In a bare rehearsal room at the University of Maryland’s Clarice Smith Performing Arts Center, a goateed hip-hop emcee launches himself onto the lid of a grand piano. The classical quintet warming up beside him stops. “How y’all feel?” he says. “Y’all good?”
They nod at Tarik Davis, a rapper who goes by the name Konshens (pronounced “conscience”). Then they arrange their sheet music to an 18th-century ballad by German composer Franz Danzi and get to work. Konshens’s head swims in rhythmic circles as the French horn swells. Forty seconds pass before he lifts his eyes to chime in on the hook: “All they want to do is see my people round up.”
Classically Dope is five conservatory-trained grad students, a piano player, and Konshens, a 33-year-old rapper from Petworth who wears a flat-brimmed black cap with his handle stitched on the front, the “o” in Konshens replaced by a skull. “Danzi might be like, ‘Whoa, what in the world is this brother doing to my song?’ ” piano player Brian Cunningham says of the unexpected collision.
That’s the point. Konshens and his band are stepping out of their respective bailiwicks in pursuit of wider appeal. The theory, as Konshens puts it, is that “people get a kick out of seeing different shit.”
Konshens is more of a virtuoso than he lets on. By age four, he was playing the piano. He was lead talker in the go-go band High Image as a teen. He also skipped a few grades, graduating from Archbishop Carroll High School on a partial music scholarship when he was 15. The next year, he recorded his first rap track in the basement of a Georgia Avenue barbershop. Then life took one of those turns. It would be another 13 years—after college, after a six-year stint at the Department of Commerce—before Konshens would commit to making music full-time.
“To just come from performing in a small venue, where maybe like 50 people can fit, and it’s sweaty, it’s dark, we’re only like 15 years old, getting drunk on Christian Brothers and smoking weed in this little club,” Konshens says, “to do that and to see myself now performing with a quintet, it’s like I can truly say that I really came up.”

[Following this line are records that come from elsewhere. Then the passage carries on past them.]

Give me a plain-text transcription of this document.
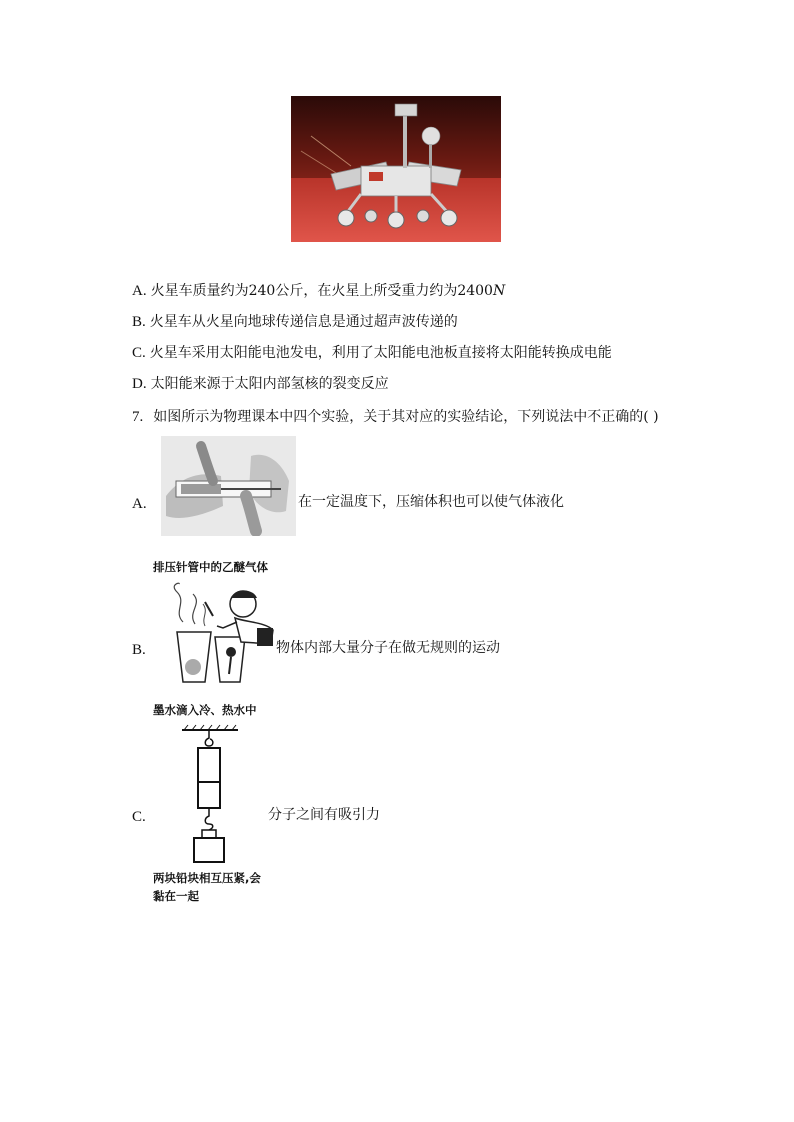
A. 火星车质量约为240公斤，在火星上所受重力约为2400N
B. 火星车从火星向地球传递信息是通过超声波传递的
C. 火星车采用太阳能电池发电，利用了太阳能电池板直接将太阳能转换成电能
D. 太阳能来源于太阳内部氢核的裂变反应
7. 如图所示为物理课本中四个实验，关于其对应的实验结论，下列说法中不正确的( )
A.	在一定温度下，压缩体积也可以使气体液化
排压针管中的乙醚气体
B.	物体内部大量分子在做无规则的运动
墨水滴入冷、热水中
C.	分子之间有吸引力
两块铅块相互压紧,会
黏在一起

It was a University of Maryland clarinet professor with an ear to the local arts scene who connected Konshens and his quintet. While the collage of hip-hop and classical music isn’t entirely novel—both Nas and Kendrick Lamar have played the Kennedy Center with the National Symphony Orchestra—the ensemble’s French-horn player, Josh Blumenthal, insists that the Classically Dope way of doing things is: “What we’re trying to get away from is having classical music as just a background color.”
The group hopes to cut an album by October, in time for Grammy consideration. “The initial shock value of this [collaboration] is very attention-grabbing,” Konshens says. “But once the music starts, it’s an easy win, man.”